Abstract

Changes in cerebral blood flow (CBF) because of functional activation are used as a surrogate for neural activity in many functional neuroimaging studies. In these studies, it is often assumed that the CBF response is a linear-time invariant (LTI) transform of the underlying neural activity. By using a previously developed animal model system of electrical forepaw stimulation in rats (n = 11), laser Doppler measurements of CBF, and somatosensory evoked potentials, measurements of neural activity were obtained when the stimulus duration and intensity were separately varied. These two sets of time series data were used to assess the LTI assumption.
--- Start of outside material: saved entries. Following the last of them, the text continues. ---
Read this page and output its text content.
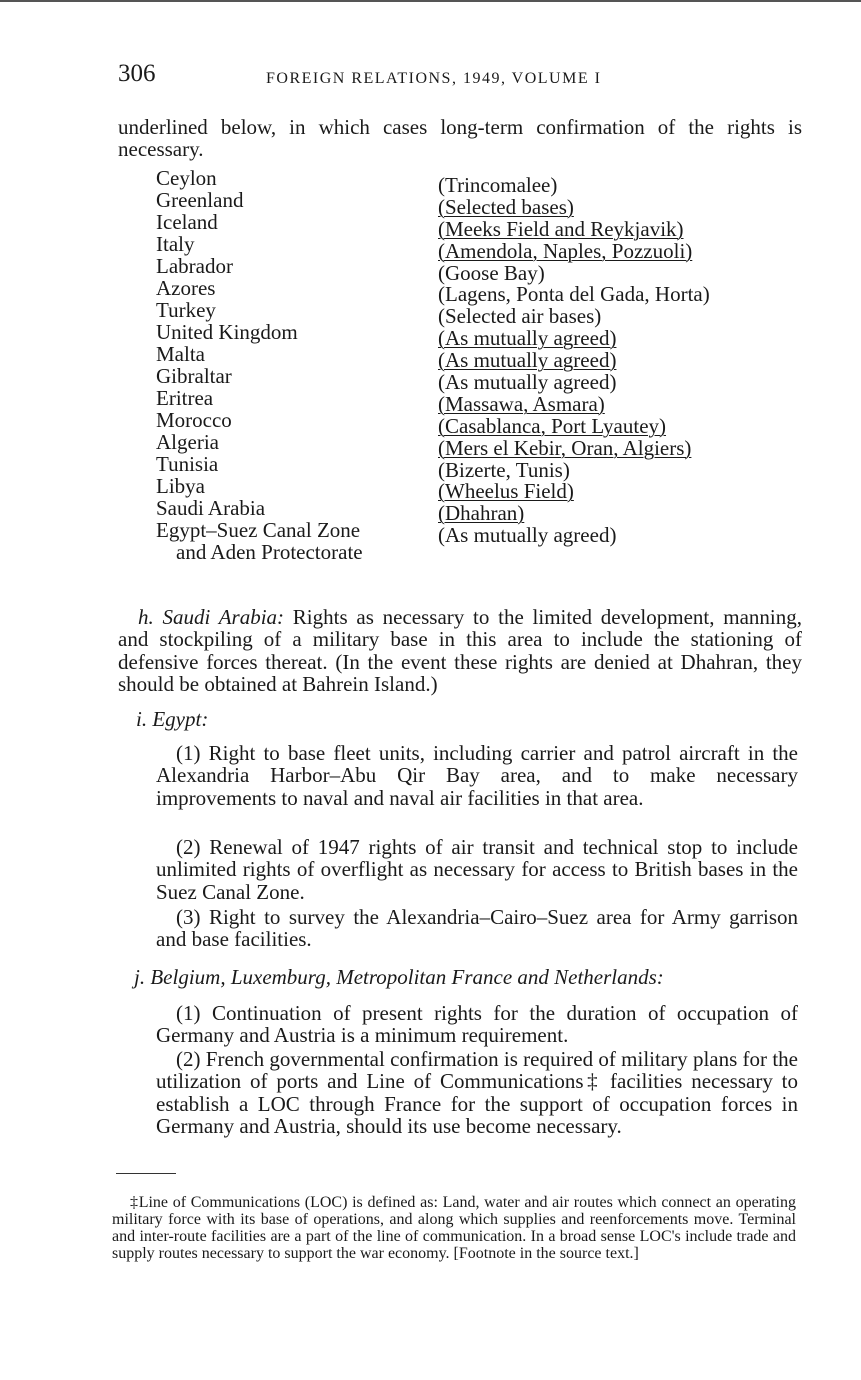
306	FOREIGN RELATIONS, 1949, VOLUME I

underlined below, in which cases long-term confirmation of the rights is necessary.

Ceylon
Greenland
Iceland
Italy
Labrador
Azores
Turkey
United Kingdom
Malta
Gibraltar
Eritrea
Morocco
Algeria
Tunisia
Libya
Saudi Arabia
Egypt–Suez Canal Zone
and Aden Protectorate
(Trincomalee)
(Selected bases)
(Meeks Field and Reykjavik)
(Amendola, Naples, Pozzuoli)
(Goose Bay)
(Lagens, Ponta del Gada, Horta)
(Selected air bases)
(As mutually agreed)
(As mutually agreed)
(As mutually agreed)
(Massawa, Asmara)
(Casablanca, Port Lyautey)
(Mers el Kebir, Oran, Algiers)
(Bizerte, Tunis)
(Wheelus Field)
(Dhahran)
(As mutually agreed)

h. Saudi Arabia: Rights as necessary to the limited development, manning, and stockpiling of a military base in this area to include the stationing of defensive forces thereat. (In the event these rights are denied at Dhahran, they should be obtained at Bahrein Island.)

i. Egypt:

(1) Right to base fleet units, including carrier and patrol aircraft in the Alexandria Harbor–Abu Qir Bay area, and to make necessary improvements to naval and naval air facilities in that area.

(2) Renewal of 1947 rights of air transit and technical stop to include unlimited rights of overflight as necessary for access to British bases in the Suez Canal Zone.

(3) Right to survey the Alexandria–Cairo–Suez area for Army garrison and base facilities.

j. Belgium, Luxemburg, Metropolitan France and Netherlands:

(1) Continuation of present rights for the duration of occupation of Germany and Austria is a minimum requirement.

(2) French governmental confirmation is required of military plans for the utilization of ports and Line of Communications‡ facilities necessary to establish a LOC through France for the support of occupation forces in Germany and Austria, should its use become necessary.

‡Line of Communications (LOC) is defined as: Land, water and air routes which connect an operating military force with its base of operations, and along which supplies and reenforcements move. Terminal and inter-route facilities are a part of the line of communication. In a broad sense LOC's include trade and supply routes necessary to support the war economy. [Footnote in the source text.]
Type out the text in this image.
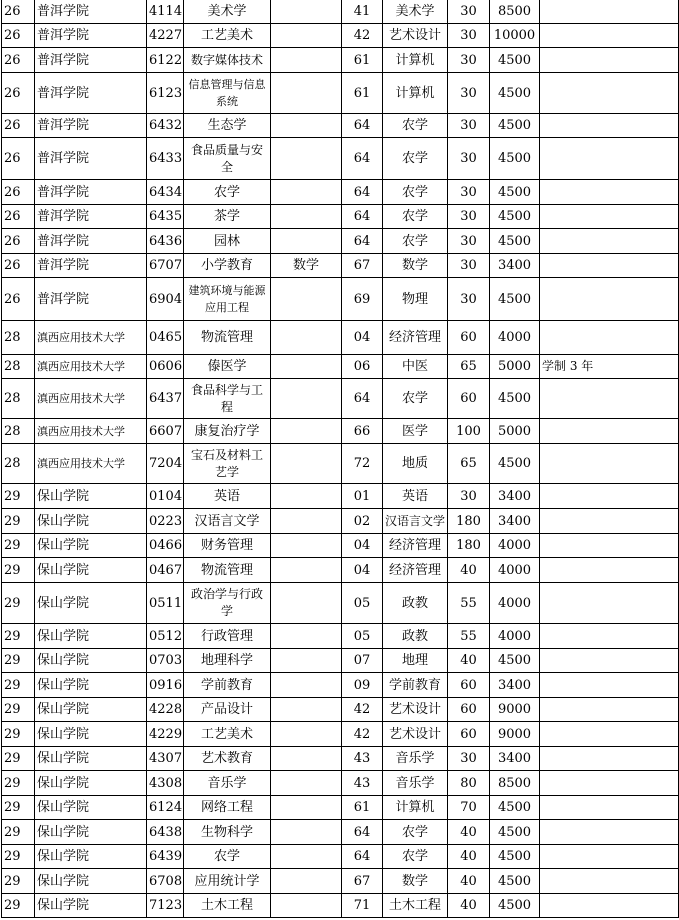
26	普洱学院	4114	美术学		41	美术学	30	8500	
26	普洱学院	4227	工艺美术		42	艺术设计	30	10000	
26	普洱学院	6122	数字媒体技术		61	计算机	30	4500	
26	普洱学院	6123	信息管理与信息系统		61	计算机	30	4500	
26	普洱学院	6432	生态学		64	农学	30	4500	
26	普洱学院	6433	食品质量与安全		64	农学	30	4500	
26	普洱学院	6434	农学		64	农学	30	4500	
26	普洱学院	6435	茶学		64	农学	30	4500	
26	普洱学院	6436	园林		64	农学	30	4500	
26	普洱学院	6707	小学教育	数学	67	数学	30	3400	
26	普洱学院	6904	建筑环境与能源应用工程		69	物理	30	4500	
28	滇西应用技术大学	0465	物流管理		04	经济管理	60	4000	
28	滇西应用技术大学	0606	傣医学		06	中医	65	5000	学制 3 年
28	滇西应用技术大学	6437	食品科学与工程		64	农学	60	4500	
28	滇西应用技术大学	6607	康复治疗学		66	医学	100	5000	
28	滇西应用技术大学	7204	宝石及材料工艺学		72	地质	65	4500	
29	保山学院	0104	英语		01	英语	30	3400	
29	保山学院	0223	汉语言文学		02	汉语言文学	180	3400	
29	保山学院	0466	财务管理		04	经济管理	180	4000	
29	保山学院	0467	物流管理		04	经济管理	40	4000	
29	保山学院	0511	政治学与行政学		05	政教	55	4000	
29	保山学院	0512	行政管理		05	政教	55	4000	
29	保山学院	0703	地理科学		07	地理	40	4500	
29	保山学院	0916	学前教育		09	学前教育	60	3400	
29	保山学院	4228	产品设计		42	艺术设计	60	9000	
29	保山学院	4229	工艺美术		42	艺术设计	60	9000	
29	保山学院	4307	艺术教育		43	音乐学	30	3400	
29	保山学院	4308	音乐学		43	音乐学	80	8500	
29	保山学院	6124	网络工程		61	计算机	70	4500	
29	保山学院	6438	生物科学		64	农学	40	4500	
29	保山学院	6439	农学		64	农学	40	4500	
29	保山学院	6708	应用统计学		67	数学	40	4500	
29	保山学院	7123	土木工程		71	土木工程	40	4500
The CBF data were modeled as a transform of neural activity (N1-P2 amplitude of the somatosensory evoked potential) by using first-order (linear) and second-order (nonlinear) components. Although a pure LTI model explained a large amount of the variance in the data for changes in stimulus duration, our results demonstrated that the second-order kernel (i.e., a nonlinear component) contributed an explanatory component that is both statistically significant and appreciable in magnitude. For variations in stimulus intensity, a pure LTI model explained almost all of the variance in the CBF data. In particular, the shape of the CBF response did not depend on intensity of neural activity when duration was held constant (time-intensity separability). These results have important implications for the analysis and interpretation of neuroimaging data.